The bitter back-and-forth is just the latest flare-up resulting from a fundamental breakdown in how the chambers work and how Congress approaches its job, according to aides and lawmakers.

“It’s like walking into a children’s fight,” a Senate Republican aide said Tuesday, explaining that even arcane issues such as pay-fors — which have traditionally been so deep in the weeds that they were smoothed out with little fanfare — have become flashpoints.

“The Senate is not immune to the 24-hour news cycle and bloggers and pressure to stay in the majority or to capture the majority,” Sen. Lindsey Graham (R-S.C.) said. Graham, a former House Member, cast aspersion on both chambers, saying: “It’s a symptom of the Senate becoming more like the House.”

That, Graham and others said, has led to a climate in which neither side is willing to trust the other, which makes it difficult to find common ground — even when it exists.

For months, the House has passed pieces of the GOP’s jobs plan, focusing largely on deregulatory measures that Republicans say will help boost job creation and that are favored by business interests.

But aside from the passage of a package of trade agreements and patent reform, most of the GOP’s agenda has been anathema to Democrats and the White House.

These pieces of the agenda include bills prohibiting new climate change regulations, expanding offshore oil drilling, eliminating federal oversight of some state clean water programs, reducing controls on the disposal of coal wastes and eliminating a series of proposed clean air rules.

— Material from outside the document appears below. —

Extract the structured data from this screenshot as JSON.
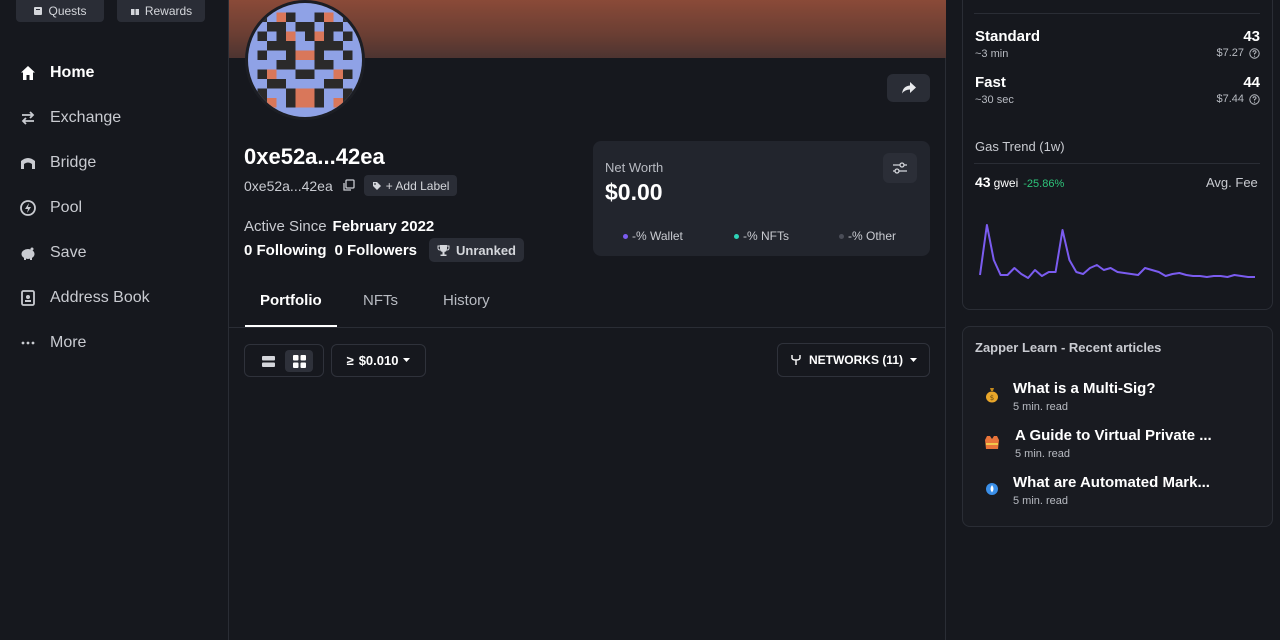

None of those bills has a chance of passing the Senate, and the White House has consistently threatened to veto these and other GOP-backed bills.

Dubbed the “forgotten 15” by Republicans, these measures have died in the Senate, where Reid has dismissed them out of hand.

While they have denounced the Senate’s lack of action on the bills, Boehner and House Majority Leader Eric Cantor (Va.) have also acknowledged the need to find common ground with the Senate and White House. The withholding bill is the first in a series of planned mini jobs bills that can draw broad support in both chambers while avoiding veto threats.

That is what makes the back-and-forth over the withholding bill all the more troubling, Republicans and Democrats said.

One senior Democratic Senate aide Tuesday called the atmosphere “just awful.”

A Republican aide agreed, saying, “there’s not a lot of trust” between the two sides at this point, making even relatively benign bills like the withholding measure difficult to move.

Graham warned that lawmakers need a course correction.

“Either the body corrects itself or an outside force corrects the body,” Graham said.

“We owe it to the [country] to not leave behind an institution that in the eyes of the American people is completely destroyed. And we’re coming perilously close to that,” he added.

David M. Drucker contributed to this report.